End-users must take joint responsibility for suffering downtime during the recent Amazon Web Services (AWS) outage, with businesses deploying amateur migrations based on little or no expert cloud knowledge.
Highlighting the need for greater cloud consultancy partners in New Zealand, the customer chaos across the world serves as a harsh reminder of the immaturity of organisations creating corporate cloud agendas.
“This could have been quite easily mitigated,” Soltius Cloud Architect, Peter Joseph, told Reseller News. “There’s an end-user expectation with cloud that it is available 24 hours a day, seven days a week, 365 days a year.
“But they don’t fully understand what they are dealing with because they have the belief that cloud guarantees a business zero downtime. That is not true at all. Even IBM mainframes don’t guarantee downtime and the only way to ensure it is to deploy two IBM mainframes in two separate places.
“That’s common knowledge and the SC US East is a single instance of Amazon’s cloud storage service. It isn’t logical to expect to achieve zero downtime when you place all of your eggs in one basket.”
As reported by Reseller News, AWS’ Simple Storage Service (S3) in the provider's Northern Virginia region experienced an 11-hour system failure, caused by a typo.
Other Amazon services in the US-EAST-1 region that rely on S3, like Elastic Block Store, Lambda, and the new instance launch for the Elastic Compute Cloud infrastructure-as-a-service offering were all impacted by the outage.
AWS apologised for the incident in a postmortem, with the outage affecting the likes of Netflix, Reddit, Adobe, and Imgur.
“This points to a greater requirement for cloud consultants,” Joseph added. “Cloud is more complex than end-users realise and the technology as a whole can be its own worst enemy at times.
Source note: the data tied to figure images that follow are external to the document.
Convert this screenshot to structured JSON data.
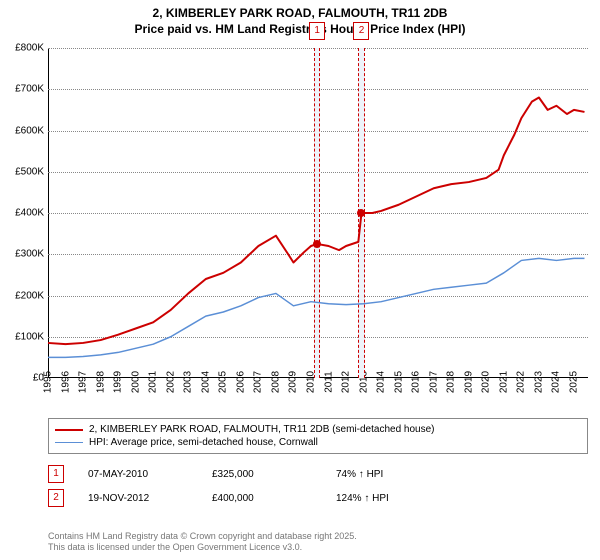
{
  "title": {
    "line1": "2, KIMBERLEY PARK ROAD, FALMOUTH, TR11 2DB",
    "line2": "Price paid vs. HM Land Registry's House Price Index (HPI)",
    "fontsize": 12,
    "weight": "bold"
  },
  "chart": {
    "type": "line",
    "background_color": "#ffffff",
    "grid_color": "#888888",
    "axis_color": "#000000",
    "x": {
      "min": 1995,
      "max": 2025.8,
      "ticks": [
        1995,
        1996,
        1997,
        1998,
        1999,
        2000,
        2001,
        2002,
        2003,
        2004,
        2005,
        2006,
        2007,
        2008,
        2009,
        2010,
        2011,
        2012,
        2013,
        2014,
        2015,
        2016,
        2017,
        2018,
        2019,
        2020,
        2021,
        2022,
        2023,
        2024,
        2025
      ],
      "tick_fontsize": 10,
      "tick_rotation": -90
    },
    "y": {
      "min": 0,
      "max": 800000,
      "ticks": [
        0,
        100000,
        200000,
        300000,
        400000,
        500000,
        600000,
        700000,
        800000
      ],
      "tick_labels": [
        "£0",
        "£100K",
        "£200K",
        "£300K",
        "£400K",
        "£500K",
        "£600K",
        "£700K",
        "£800K"
      ],
      "tick_fontsize": 10
    },
    "series": [
      {
        "id": "property",
        "label": "2, KIMBERLEY PARK ROAD, FALMOUTH, TR11 2DB (semi-detached house)",
        "color": "#cc0000",
        "line_width": 2,
        "data": [
          [
            1995,
            85000
          ],
          [
            1996,
            82000
          ],
          [
            1997,
            85000
          ],
          [
            1998,
            92000
          ],
          [
            1999,
            105000
          ],
          [
            2000,
            120000
          ],
          [
            2001,
            135000
          ],
          [
            2002,
            165000
          ],
          [
            2003,
            205000
          ],
          [
            2004,
            240000
          ],
          [
            2005,
            255000
          ],
          [
            2006,
            280000
          ],
          [
            2007,
            320000
          ],
          [
            2008,
            345000
          ],
          [
            2008.7,
            300000
          ],
          [
            2009,
            280000
          ],
          [
            2009.6,
            305000
          ],
          [
            2010,
            320000
          ],
          [
            2010.35,
            325000
          ],
          [
            2011,
            320000
          ],
          [
            2011.6,
            310000
          ],
          [
            2012,
            320000
          ],
          [
            2012.7,
            330000
          ],
          [
            2012.88,
            400000
          ],
          [
            2013.5,
            400000
          ],
          [
            2014,
            405000
          ],
          [
            2015,
            420000
          ],
          [
            2016,
            440000
          ],
          [
            2017,
            460000
          ],
          [
            2018,
            470000
          ],
          [
            2019,
            475000
          ],
          [
            2020,
            485000
          ],
          [
            2020.7,
            505000
          ],
          [
            2021,
            540000
          ],
          [
            2021.6,
            590000
          ],
          [
            2022,
            630000
          ],
          [
            2022.6,
            670000
          ],
          [
            2023,
            680000
          ],
          [
            2023.5,
            650000
          ],
          [
            2024,
            660000
          ],
          [
            2024.6,
            640000
          ],
          [
            2025,
            650000
          ],
          [
            2025.6,
            645000
          ]
        ]
      },
      {
        "id": "hpi",
        "label": "HPI: Average price, semi-detached house, Cornwall",
        "color": "#5b8fd6",
        "line_width": 1.5,
        "data": [
          [
            1995,
            50000
          ],
          [
            1996,
            50000
          ],
          [
            1997,
            52000
          ],
          [
            1998,
            56000
          ],
          [
            1999,
            62000
          ],
          [
            2000,
            72000
          ],
          [
            2001,
            82000
          ],
          [
            2002,
            100000
          ],
          [
            2003,
            125000
          ],
          [
            2004,
            150000
          ],
          [
            2005,
            160000
          ],
          [
            2006,
            175000
          ],
          [
            2007,
            195000
          ],
          [
            2008,
            205000
          ],
          [
            2009,
            175000
          ],
          [
            2010,
            185000
          ],
          [
            2011,
            180000
          ],
          [
            2012,
            178000
          ],
          [
            2013,
            180000
          ],
          [
            2014,
            185000
          ],
          [
            2015,
            195000
          ],
          [
            2016,
            205000
          ],
          [
            2017,
            215000
          ],
          [
            2018,
            220000
          ],
          [
            2019,
            225000
          ],
          [
            2020,
            230000
          ],
          [
            2021,
            255000
          ],
          [
            2022,
            285000
          ],
          [
            2023,
            290000
          ],
          [
            2024,
            285000
          ],
          [
            2025,
            290000
          ],
          [
            2025.6,
            290000
          ]
        ]
      }
    ],
    "sale_markers": [
      {
        "n": "1",
        "x": 2010.35,
        "y": 325000,
        "band_width_years": 0.35
      },
      {
        "n": "2",
        "x": 2012.88,
        "y": 400000,
        "band_width_years": 0.35
      }
    ],
    "sale_dot_color": "#cc0000",
    "sale_dot_size": 8
  },
  "legend": {
    "border_color": "#888888",
    "fontsize": 10
  },
  "sales_table": {
    "rows": [
      {
        "n": "1",
        "date": "07-MAY-2010",
        "price": "£325,000",
        "vs_hpi": "74% ↑ HPI"
      },
      {
        "n": "2",
        "date": "19-NOV-2012",
        "price": "£400,000",
        "vs_hpi": "124% ↑ HPI"
      }
    ],
    "fontsize": 10,
    "num_box_color": "#cc0000"
  },
  "footer": {
    "line1": "Contains HM Land Registry data © Crown copyright and database right 2025.",
    "line2": "This data is licensed under the Open Government Licence v3.0.",
    "color": "#777777",
    "fontsize": 9
  }
}
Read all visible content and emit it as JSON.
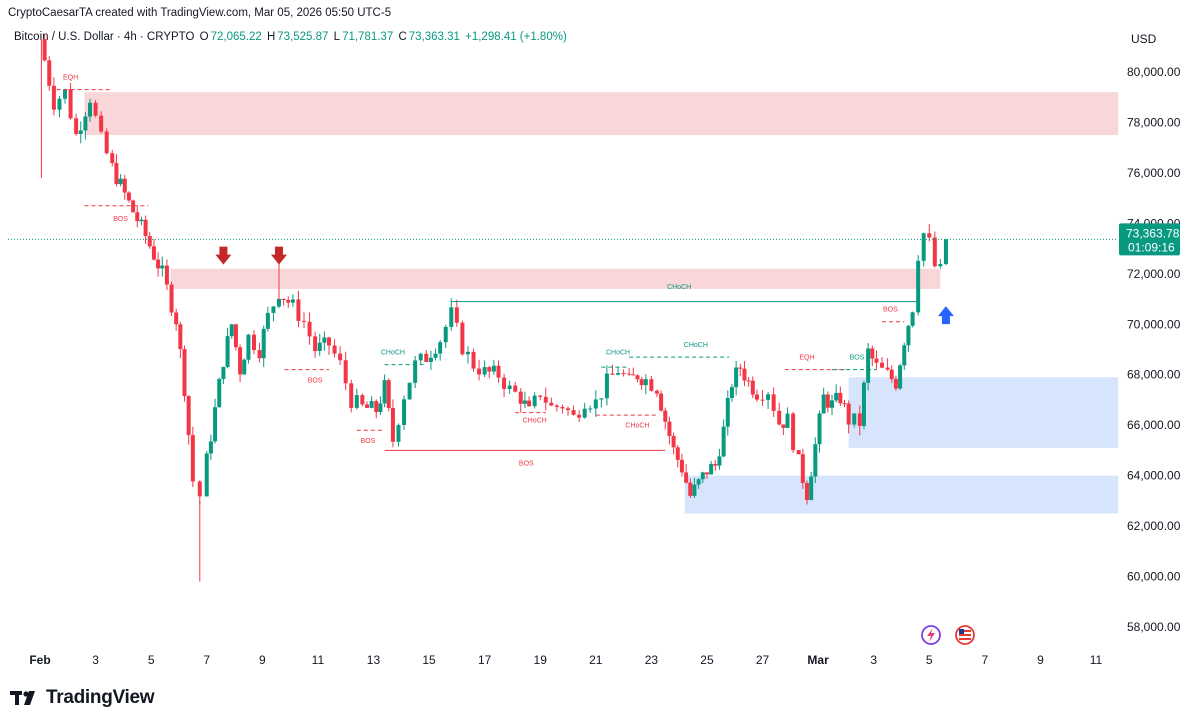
{
  "credit": "CryptoCaesarTA created with TradingView.com, Mar 05, 2026 05:50 UTC-5",
  "legend": {
    "symbol": "Bitcoin / U.S. Dollar · 4h · CRYPTO",
    "open_label": "O",
    "open": "72,065.22",
    "high_label": "H",
    "high": "73,525.87",
    "low_label": "L",
    "low": "71,781.37",
    "close_label": "C",
    "close": "73,363.31",
    "change": "+1,298.41 (+1.80%)"
  },
  "currency": "USD",
  "brand": "TradingView",
  "colors": {
    "up": "#089981",
    "down": "#f23645",
    "supply": "#f7c9cc",
    "demand": "#cfe0fb"
  },
  "chart_data": {
    "type": "candlestick",
    "ylim": [
      57000,
      81000
    ],
    "yticks": [
      "80,000.00",
      "78,000.00",
      "76,000.00",
      "74,000.00",
      "72,000.00",
      "70,000.00",
      "68,000.00",
      "66,000.00",
      "64,000.00",
      "62,000.00",
      "60,000.00",
      "58,000.00"
    ],
    "ytick_values": [
      80000,
      78000,
      76000,
      74000,
      72000,
      70000,
      68000,
      66000,
      64000,
      62000,
      60000,
      58000
    ],
    "xticks": [
      {
        "label": "Feb",
        "day": 1,
        "bold": true
      },
      {
        "label": "3",
        "day": 3
      },
      {
        "label": "5",
        "day": 5
      },
      {
        "label": "7",
        "day": 7
      },
      {
        "label": "9",
        "day": 9
      },
      {
        "label": "11",
        "day": 11
      },
      {
        "label": "13",
        "day": 13
      },
      {
        "label": "15",
        "day": 15
      },
      {
        "label": "17",
        "day": 17
      },
      {
        "label": "19",
        "day": 19
      },
      {
        "label": "21",
        "day": 21
      },
      {
        "label": "23",
        "day": 23
      },
      {
        "label": "25",
        "day": 25
      },
      {
        "label": "27",
        "day": 27
      },
      {
        "label": "Mar",
        "day": 29,
        "bold": true
      },
      {
        "label": "3",
        "day": 31
      },
      {
        "label": "5",
        "day": 33
      },
      {
        "label": "7",
        "day": 35
      },
      {
        "label": "9",
        "day": 37
      },
      {
        "label": "11",
        "day": 39
      }
    ],
    "last_price": "73,363.78",
    "countdown": "01:09:16",
    "last_value": 73363.78,
    "path": [
      [
        0.0,
        81300
      ],
      [
        0.5,
        78800
      ],
      [
        0.9,
        79200
      ],
      [
        1.3,
        77500
      ],
      [
        1.8,
        79000
      ],
      [
        2.2,
        77300
      ],
      [
        2.6,
        76200
      ],
      [
        3.2,
        74800
      ],
      [
        3.8,
        73500
      ],
      [
        4.4,
        72000
      ],
      [
        4.9,
        70200
      ],
      [
        5.2,
        67500
      ],
      [
        5.5,
        63800
      ],
      [
        5.75,
        63200
      ],
      [
        6.0,
        64600
      ],
      [
        6.3,
        66600
      ],
      [
        6.6,
        68600
      ],
      [
        6.9,
        70000
      ],
      [
        7.2,
        68200
      ],
      [
        7.5,
        69500
      ],
      [
        7.9,
        69000
      ],
      [
        8.2,
        70300
      ],
      [
        8.6,
        71300
      ],
      [
        9.1,
        70700
      ],
      [
        9.5,
        70100
      ],
      [
        9.9,
        69000
      ],
      [
        10.4,
        69200
      ],
      [
        10.8,
        68400
      ],
      [
        11.2,
        67000
      ],
      [
        11.6,
        66700
      ],
      [
        12.1,
        66600
      ],
      [
        12.4,
        67500
      ],
      [
        12.7,
        65400
      ],
      [
        13.1,
        67200
      ],
      [
        13.5,
        68400
      ],
      [
        13.9,
        68700
      ],
      [
        14.4,
        69400
      ],
      [
        14.8,
        70400
      ],
      [
        15.2,
        69100
      ],
      [
        15.6,
        68400
      ],
      [
        16.0,
        68100
      ],
      [
        16.5,
        68000
      ],
      [
        16.9,
        67400
      ],
      [
        17.3,
        67100
      ],
      [
        17.6,
        66500
      ],
      [
        18.0,
        67300
      ],
      [
        18.4,
        66700
      ],
      [
        18.8,
        66800
      ],
      [
        19.2,
        66300
      ],
      [
        19.6,
        67000
      ],
      [
        20.0,
        66900
      ],
      [
        20.4,
        67700
      ],
      [
        20.8,
        68200
      ],
      [
        21.2,
        67700
      ],
      [
        21.5,
        68000
      ],
      [
        21.8,
        67800
      ],
      [
        22.2,
        67500
      ],
      [
        22.5,
        66200
      ],
      [
        22.8,
        65000
      ],
      [
        23.1,
        64300
      ],
      [
        23.4,
        63200
      ],
      [
        23.7,
        63700
      ],
      [
        24.0,
        64200
      ],
      [
        24.3,
        64400
      ],
      [
        24.6,
        65800
      ],
      [
        24.9,
        67700
      ],
      [
        25.2,
        68300
      ],
      [
        25.5,
        67700
      ],
      [
        25.8,
        67300
      ],
      [
        26.2,
        67400
      ],
      [
        26.6,
        66100
      ],
      [
        26.9,
        66200
      ],
      [
        27.3,
        64500
      ],
      [
        27.6,
        63300
      ],
      [
        27.9,
        65200
      ],
      [
        28.2,
        67100
      ],
      [
        28.5,
        66800
      ],
      [
        28.8,
        67100
      ],
      [
        29.1,
        66200
      ],
      [
        29.5,
        66100
      ],
      [
        29.8,
        68900
      ],
      [
        30.1,
        68300
      ],
      [
        30.5,
        68000
      ],
      [
        30.8,
        67700
      ],
      [
        31.1,
        69400
      ],
      [
        31.4,
        70700
      ],
      [
        31.6,
        72800
      ],
      [
        31.8,
        73600
      ],
      [
        32.0,
        73200
      ],
      [
        32.2,
        72300
      ],
      [
        32.4,
        72100
      ],
      [
        32.6,
        73363
      ]
    ],
    "zones": [
      {
        "kind": "supply",
        "x0": 2.6,
        "x1": 39.8,
        "y0": 77500,
        "y1": 79200
      },
      {
        "kind": "supply",
        "x0": 5.7,
        "x1": 33.4,
        "y0": 71400,
        "y1": 72200
      },
      {
        "kind": "demand",
        "x0": 30.1,
        "x1": 39.8,
        "y0": 65100,
        "y1": 67900
      },
      {
        "kind": "demand",
        "x0": 24.2,
        "x1": 39.8,
        "y0": 62500,
        "y1": 64000
      }
    ],
    "lines": [
      {
        "x0": 0.6,
        "x1": 2.6,
        "y": 79300,
        "color": "#f23645",
        "dash": true,
        "label": "EQH",
        "lx": 1.1,
        "ly": 79700
      },
      {
        "x0": 1.6,
        "x1": 3.9,
        "y": 74700,
        "color": "#f23645",
        "dash": true,
        "label": "BOS",
        "lx": 2.9,
        "ly": 74100
      },
      {
        "x0": 14.8,
        "x1": 31.6,
        "y": 70900,
        "color": "#089981",
        "dash": false,
        "label": "CHoCH",
        "lx": 23.0,
        "ly": 71400
      },
      {
        "x0": 8.8,
        "x1": 10.4,
        "y": 68200,
        "color": "#f23645",
        "dash": true,
        "label": "BOS",
        "lx": 9.9,
        "ly": 67700
      },
      {
        "x0": 11.4,
        "x1": 12.4,
        "y": 65800,
        "color": "#f23645",
        "dash": true,
        "label": "BOS",
        "lx": 11.8,
        "ly": 65300
      },
      {
        "x0": 12.4,
        "x1": 22.5,
        "y": 65000,
        "color": "#f23645",
        "dash": false,
        "label": "BOS",
        "lx": 17.5,
        "ly": 64400
      },
      {
        "x0": 12.4,
        "x1": 13.8,
        "y": 68400,
        "color": "#089981",
        "dash": true,
        "label": "CHoCH",
        "lx": 12.7,
        "ly": 68800
      },
      {
        "x0": 17.1,
        "x1": 18.2,
        "y": 66500,
        "color": "#f23645",
        "dash": true,
        "label": "CHoCH",
        "lx": 17.8,
        "ly": 66100
      },
      {
        "x0": 20.0,
        "x1": 22.2,
        "y": 66400,
        "color": "#f23645",
        "dash": true,
        "label": "CHoCH",
        "lx": 21.5,
        "ly": 65900
      },
      {
        "x0": 20.2,
        "x1": 21.2,
        "y": 68300,
        "color": "#089981",
        "dash": true,
        "label": "CHoCH",
        "lx": 20.8,
        "ly": 68800
      },
      {
        "x0": 21.2,
        "x1": 24.8,
        "y": 68700,
        "color": "#089981",
        "dash": true,
        "label": "CHoCH",
        "lx": 23.6,
        "ly": 69100
      },
      {
        "x0": 26.8,
        "x1": 29.1,
        "y": 68200,
        "color": "#f23645",
        "dash": true,
        "label": "EQH",
        "lx": 27.6,
        "ly": 68600
      },
      {
        "x0": 28.5,
        "x1": 30.1,
        "y": 68200,
        "color": "#089981",
        "dash": true,
        "label": "BOS",
        "lx": 29.4,
        "ly": 68600
      },
      {
        "x0": 30.3,
        "x1": 31.1,
        "y": 70100,
        "color": "#f23645",
        "dash": true,
        "label": "BOS",
        "lx": 30.6,
        "ly": 70500
      }
    ],
    "arrows": [
      {
        "dir": "down",
        "color": "#c62828",
        "day": 6.6,
        "value": 72600
      },
      {
        "dir": "down",
        "color": "#c62828",
        "day": 8.6,
        "value": 72600
      },
      {
        "dir": "up",
        "color": "#2962ff",
        "day": 32.6,
        "value": 70400
      }
    ]
  }
}
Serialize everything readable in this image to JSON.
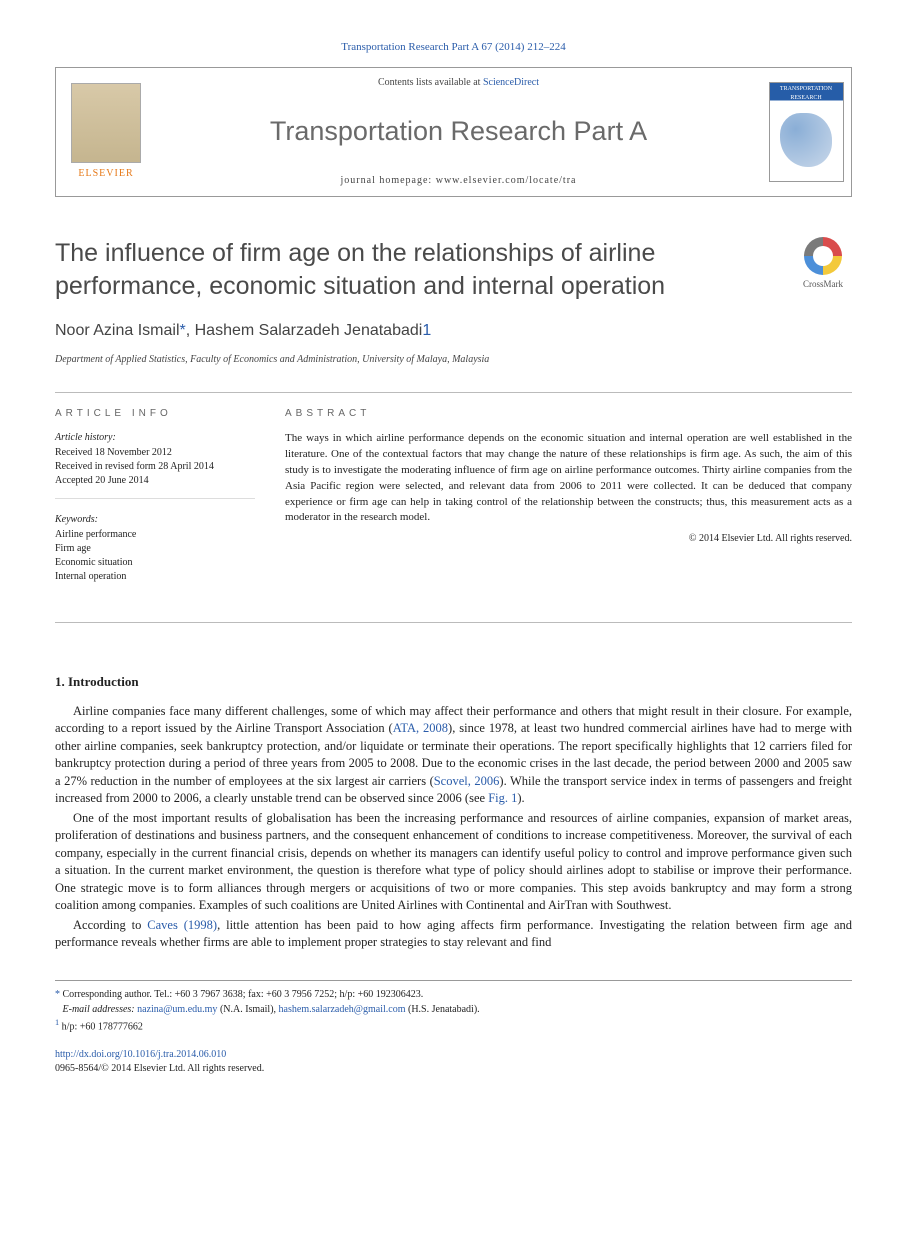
{
  "journal_ref": "Transportation Research Part A 67 (2014) 212–224",
  "header": {
    "contents_prefix": "Contents lists available at ",
    "contents_link": "ScienceDirect",
    "journal_name": "Transportation Research Part A",
    "homepage_prefix": "journal homepage: ",
    "homepage_url": "www.elsevier.com/locate/tra",
    "publisher": "ELSEVIER",
    "cover_label": "TRANSPORTATION RESEARCH"
  },
  "crossmark_label": "CrossMark",
  "title": "The influence of firm age on the relationships of airline performance, economic situation and internal operation",
  "authors": {
    "a1_name": "Noor Azina Ismail",
    "a1_mark": "*",
    "sep": ", ",
    "a2_name": "Hashem Salarzadeh Jenatabadi",
    "a2_mark": "1"
  },
  "affiliation": "Department of Applied Statistics, Faculty of Economics and Administration, University of Malaya, Malaysia",
  "info": {
    "heading": "ARTICLE INFO",
    "history_label": "Article history:",
    "received": "Received 18 November 2012",
    "revised": "Received in revised form 28 April 2014",
    "accepted": "Accepted 20 June 2014",
    "keywords_label": "Keywords:",
    "k1": "Airline performance",
    "k2": "Firm age",
    "k3": "Economic situation",
    "k4": "Internal operation"
  },
  "abstract": {
    "heading": "ABSTRACT",
    "text": "The ways in which airline performance depends on the economic situation and internal operation are well established in the literature. One of the contextual factors that may change the nature of these relationships is firm age. As such, the aim of this study is to investigate the moderating influence of firm age on airline performance outcomes. Thirty airline companies from the Asia Pacific region were selected, and relevant data from 2006 to 2011 were collected. It can be deduced that company experience or firm age can help in taking control of the relationship between the constructs; thus, this measurement acts as a moderator in the research model.",
    "copyright": "© 2014 Elsevier Ltd. All rights reserved."
  },
  "section1": {
    "heading": "1. Introduction",
    "p1a": "Airline companies face many different challenges, some of which may affect their performance and others that might result in their closure. For example, according to a report issued by the Airline Transport Association (",
    "p1_link1": "ATA, 2008",
    "p1b": "), since 1978, at least two hundred commercial airlines have had to merge with other airline companies, seek bankruptcy protection, and/or liquidate or terminate their operations. The report specifically highlights that 12 carriers filed for bankruptcy protection during a period of three years from 2005 to 2008. Due to the economic crises in the last decade, the period between 2000 and 2005 saw a 27% reduction in the number of employees at the six largest air carriers (",
    "p1_link2": "Scovel, 2006",
    "p1c": "). While the transport service index in terms of passengers and freight increased from 2000 to 2006, a clearly unstable trend can be observed since 2006 (see ",
    "p1_link3": "Fig. 1",
    "p1d": ").",
    "p2": "One of the most important results of globalisation has been the increasing performance and resources of airline companies, expansion of market areas, proliferation of destinations and business partners, and the consequent enhancement of conditions to increase competitiveness. Moreover, the survival of each company, especially in the current financial crisis, depends on whether its managers can identify useful policy to control and improve performance given such a situation. In the current market environment, the question is therefore what type of policy should airlines adopt to stabilise or improve their performance. One strategic move is to form alliances through mergers or acquisitions of two or more companies. This step avoids bankruptcy and may form a strong coalition among companies. Examples of such coalitions are United Airlines with Continental and AirTran with Southwest.",
    "p3a": "According to ",
    "p3_link1": "Caves (1998)",
    "p3b": ", little attention has been paid to how aging affects firm performance. Investigating the relation between firm age and performance reveals whether firms are able to implement proper strategies to stay relevant and find"
  },
  "footnotes": {
    "corr_mark": "*",
    "corr_text": " Corresponding author. Tel.: +60 3 7967 3638; fax: +60 3 7956 7252; h/p: +60 192306423.",
    "email_label": "E-mail addresses: ",
    "email1": "nazina@um.edu.my",
    "email1_suffix": " (N.A. Ismail), ",
    "email2": "hashem.salarzadeh@gmail.com",
    "email2_suffix": " (H.S. Jenatabadi).",
    "fn1_mark": "1",
    "fn1_text": " h/p: +60 178777662"
  },
  "footer": {
    "doi": "http://dx.doi.org/10.1016/j.tra.2014.06.010",
    "issn_line": "0965-8564/© 2014 Elsevier Ltd. All rights reserved."
  }
}
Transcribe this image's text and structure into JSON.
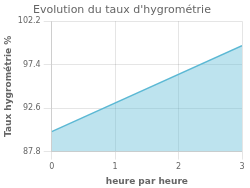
{
  "chart_data": {
    "type": "area",
    "title": "Evolution du taux d'hygrométrie",
    "x_label": "heure par heure",
    "y_label": "Taux hygrométrie %",
    "x": [
      0,
      3
    ],
    "values": [
      90.0,
      99.5
    ],
    "baseline": 87.8,
    "color": "#5bb8d4",
    "xlim": [
      0,
      3
    ],
    "xticks": [
      0,
      1,
      2,
      3
    ],
    "ylim": [
      87.8,
      102.2
    ],
    "yticks": [
      87.8,
      92.6,
      97.4,
      102.2
    ],
    "grid": true
  }
}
“Because cloud is very easy to set up through X and Y with a credit card and a cloud provider, there’s a misconception in the market. Businesses embark on cloud migrations without specific knowledge of what is required, the experience is lacking.
“It’s trial and error for the end-user as a result because they are not aware of any lessons to be learned or any common pitfalls to avoid.”
But in assessing the New Zealand market as an AWS Advanced Consulting Partner, Joseph acknowledged that it’s “very easy” to adopt cloud strategies in an instance through easy to configure and easy to deploy services and solutions.
“Fast forward a few years and a customer’s cloud practice could have evolved into something completely different,” Joseph cautioned. “And because of it the end-user hasn’t properly architected its cloud to the correct level required and that’s the fundamental problem in the industry today.”
With specialist experience lacking, Joseph stressed the stark difference between merely spinning up a few servers in the cloud, compared to architecting for high availability.
“It requires experience,” he added. “Given that in-house skills are hard to acquire for New Zealand businesses, it’s crucial for organisations to seek outside help to ensure their cloud environments are fit for purpose.
“Traditionally this was carried out for businesses but today, cloud allows people to become amateur engineers on the spot. The bar has been significantly lowered but if you’re a business that doesn’t have much demand, or care if they will be down for a few hours on occasions, then that might be all you ever require.
“But for those reliant on having zero downtime, outside expertise is advised.”
While acknowledging the fault of AWS in the outage, Joseph said the end-user community should also shoulder some of the blame for the disruption, insisting both were jointly responsible for suffering downtime.
“If my business couldn’t tolerate being down, then I would configure my cloud to accomodate this,” he explained. “There’s joint responsibility here in that businesses didn’t have the proper procedures and technology in place to cater for something that was well within the perimeters of what was expected.
“Sure the outage was longer than expected but in context, this particular service has been up with no particular drama for ten years so that’s why it’s such big news, because it’s been so reliable. If it were down everyday nobody would care and the press wouldn’t be interested.
“If businesses read their SLAs, they’ll see 99.9999 per cent uptime and this is the one occasion AWS didn’t deliver. But AWS hasn’t made any 100 per cent guarantees, that is the role of the end-user.”
Despite AWS admitting that a typo caused the outage, Joseph said the root cause of the problem should be considered irrelevant from an end-user perspective.
“It really shouldn’t matter because this type of instance is in the realms of what is expected and what should have been planned for by users of the service,” he added.
“It was an over simplification by the press because the SC3 service outage was one of 16 parts of the service that was down.
"The service was available elsewhere globally and this should act as a wake-up call for businesses when building cloud services.”